In this study, the porous Mn2O3/TiO2 microspheres were prepared via a facile two-step hydrothermal method. Firstly, the Mn2O3 particles were obtained by the calcination of hydrothermal-synthesized MnCO3. Then the TiO2 layer was coated on the surface of the Mn2O3 particles by a hydrothermal-assisted liquid phase deposition (HA-LPD) method. The as-prepared samples were analyzed by X-ray diffraction (XRD), X-ray photoelectron spectroscopy (XPS), scanning electron microscope (SEM), transmission electron microscope (TEM) and Brunauer-Emmett-Teller analyzer (BET), respectively.

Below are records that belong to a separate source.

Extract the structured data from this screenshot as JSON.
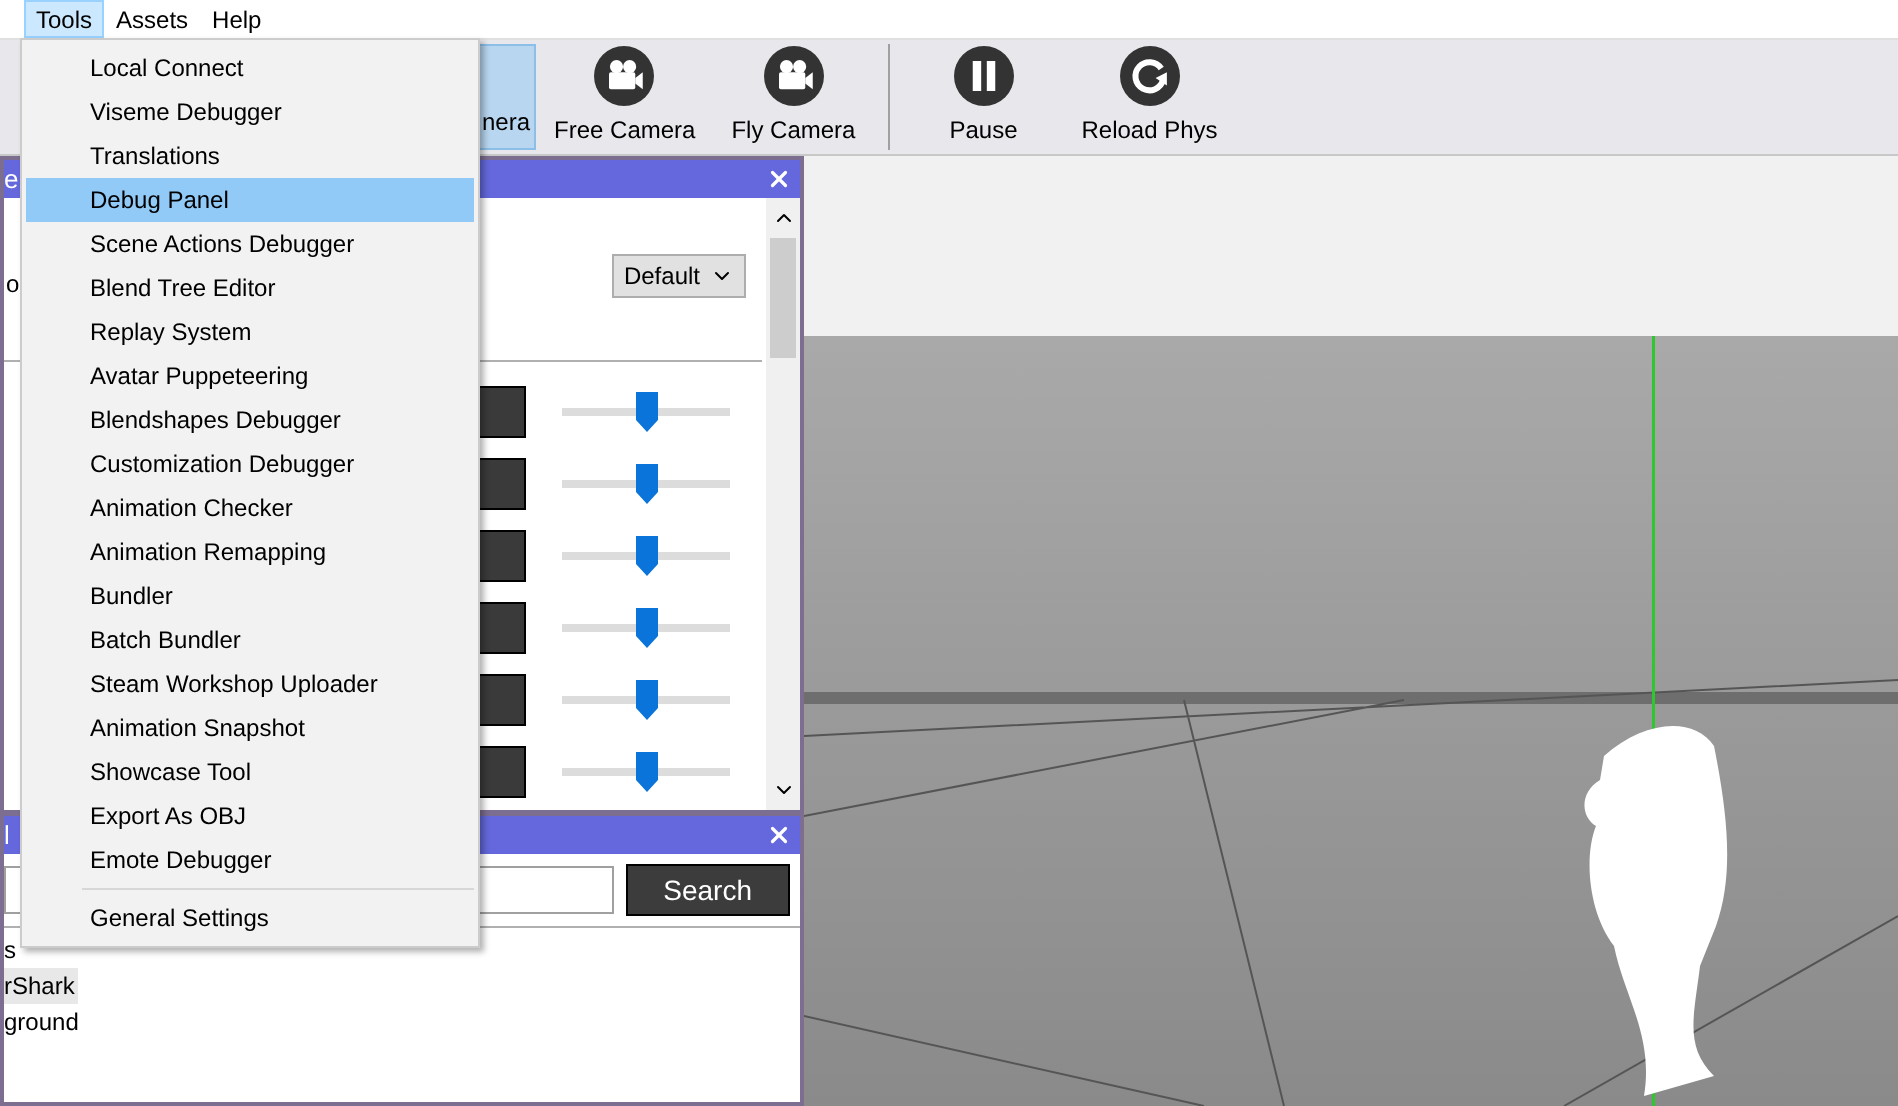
{
  "menu_bar": {
    "items": [
      {
        "label": "Tools",
        "selected": true
      },
      {
        "label": "Assets",
        "selected": false
      },
      {
        "label": "Help",
        "selected": false
      }
    ]
  },
  "toolbar": {
    "items": [
      {
        "kind": "covered",
        "label": "nera",
        "selected": true
      },
      {
        "kind": "camera",
        "label": "Free Camera",
        "selected": false
      },
      {
        "kind": "camera",
        "label": "Fly Camera",
        "selected": false
      },
      {
        "kind": "separator"
      },
      {
        "kind": "pause",
        "label": "Pause",
        "selected": false
      },
      {
        "kind": "reload",
        "label": "Reload Phys",
        "selected": false
      }
    ]
  },
  "tools_menu": {
    "items": [
      {
        "kind": "item",
        "label": "Local Connect",
        "selected": false
      },
      {
        "kind": "item",
        "label": "Viseme Debugger",
        "selected": false
      },
      {
        "kind": "item",
        "label": "Translations",
        "selected": false
      },
      {
        "kind": "item",
        "label": "Debug Panel",
        "selected": true
      },
      {
        "kind": "item",
        "label": "Scene Actions Debugger",
        "selected": false
      },
      {
        "kind": "item",
        "label": "Blend Tree Editor",
        "selected": false
      },
      {
        "kind": "item",
        "label": "Replay System",
        "selected": false
      },
      {
        "kind": "item",
        "label": "Avatar Puppeteering",
        "selected": false
      },
      {
        "kind": "item",
        "label": "Blendshapes Debugger",
        "selected": false
      },
      {
        "kind": "item",
        "label": "Customization Debugger",
        "selected": false
      },
      {
        "kind": "item",
        "label": "Animation Checker",
        "selected": false
      },
      {
        "kind": "item",
        "label": "Animation Remapping",
        "selected": false
      },
      {
        "kind": "item",
        "label": "Bundler",
        "selected": false
      },
      {
        "kind": "item",
        "label": "Batch Bundler",
        "selected": false
      },
      {
        "kind": "item",
        "label": "Steam Workshop Uploader",
        "selected": false
      },
      {
        "kind": "item",
        "label": "Animation Snapshot",
        "selected": false
      },
      {
        "kind": "item",
        "label": "Showcase Tool",
        "selected": false
      },
      {
        "kind": "item",
        "label": "Export As OBJ",
        "selected": false
      },
      {
        "kind": "item",
        "label": "Emote Debugger",
        "selected": false
      },
      {
        "kind": "separator"
      },
      {
        "kind": "item",
        "label": "General Settings",
        "selected": false
      }
    ]
  },
  "panel_1": {
    "title": "e",
    "side_text": "o",
    "preset": "Default",
    "sliders": [
      {
        "level": 0.5
      },
      {
        "level": 0.5
      },
      {
        "level": 0.5
      },
      {
        "level": 0.5
      },
      {
        "level": 0.5
      },
      {
        "level": 0.5
      }
    ]
  },
  "panel_2": {
    "title": "l",
    "search_button": "Search",
    "items": [
      {
        "label": "s",
        "selected": false
      },
      {
        "label": "rShark",
        "selected": true
      },
      {
        "label": "ground",
        "selected": false
      }
    ]
  }
}
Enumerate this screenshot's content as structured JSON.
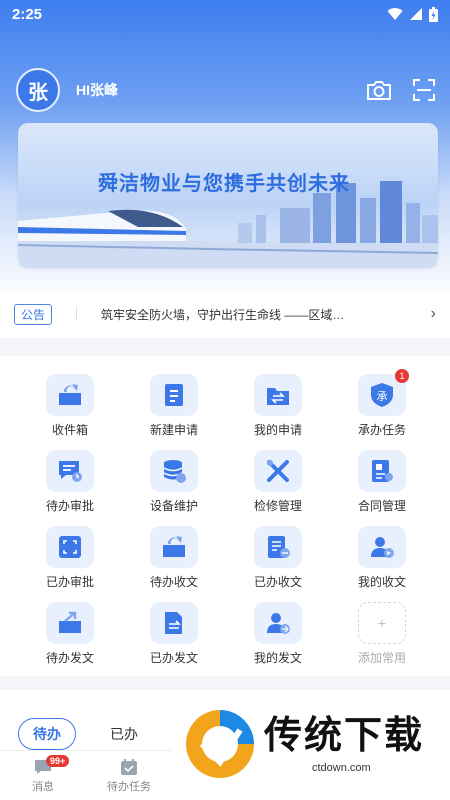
{
  "status_bar": {
    "time": "2:25"
  },
  "profile": {
    "avatar_text": "张",
    "greeting": "HI张峰"
  },
  "banner": {
    "title": "舜洁物业与您携手共创未来"
  },
  "notice": {
    "tag": "公告",
    "text": "筑牢安全防火墙，守护出行生命线 ——区域…"
  },
  "grid": {
    "items": [
      {
        "label": "收件箱",
        "icon": "inbox-icon"
      },
      {
        "label": "新建申请",
        "icon": "new-application-icon"
      },
      {
        "label": "我的申请",
        "icon": "my-application-icon"
      },
      {
        "label": "承办任务",
        "icon": "undertake-task-icon",
        "badge": "1"
      },
      {
        "label": "待办审批",
        "icon": "pending-approval-icon"
      },
      {
        "label": "设备维护",
        "icon": "equipment-maintenance-icon"
      },
      {
        "label": "检修管理",
        "icon": "repair-management-icon"
      },
      {
        "label": "合同管理",
        "icon": "contract-management-icon"
      },
      {
        "label": "已办审批",
        "icon": "done-approval-icon"
      },
      {
        "label": "待办收文",
        "icon": "pending-receive-doc-icon"
      },
      {
        "label": "已办收文",
        "icon": "done-receive-doc-icon"
      },
      {
        "label": "我的收文",
        "icon": "my-receive-doc-icon"
      },
      {
        "label": "待办发文",
        "icon": "pending-send-doc-icon"
      },
      {
        "label": "已办发文",
        "icon": "done-send-doc-icon"
      },
      {
        "label": "我的发文",
        "icon": "my-send-doc-icon"
      },
      {
        "label": "添加常用",
        "icon": "add-icon"
      }
    ]
  },
  "task_tabs": {
    "active": "待办",
    "inactive": "已办"
  },
  "bottom_nav": {
    "items": [
      {
        "label": "消息",
        "badge": "99+",
        "icon": "message-icon"
      },
      {
        "label": "待办任务",
        "icon": "calendar-task-icon"
      }
    ]
  },
  "watermark": {
    "name": "传统下载",
    "url": "ctdown.com"
  },
  "colors": {
    "primary": "#3d78e8",
    "badge": "#e53935",
    "tile": "#e8f0fe"
  }
}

Moreover, the electrochemical performances of Mn2O3/TiO2 as an anode material in lithium ion batteries (LIBs) were also evaluated. The results indicated that, the specific capability of the Mn2O3/TiO2 composite material was about 452 mAh g(-1) at the current density of 500 mA g(-1) after 200 cycles, which was much higher than that of pristine Mn2O3 (313 mAh g(-1)). Meanwhile, the rate capacity of Mn2O3/TiO2 was 177 mAh g(-1) at the current density of 4 A g(-1), which was also higher than that of pure Mn2O3 (3 mAh g(-1)). Moreover, the Mn2O3/TiO2 composite material can still yield a specific capacity of 800 mAh g(- 1) at the current density of 1 A g(-1) after 1000 cycles. The enhanced electrochemical performances of Mn2O3/TiO2 composite material was mainly attributed to the synergistic effect between the Mn2O3 with high capacity and TiO2 with superior stability.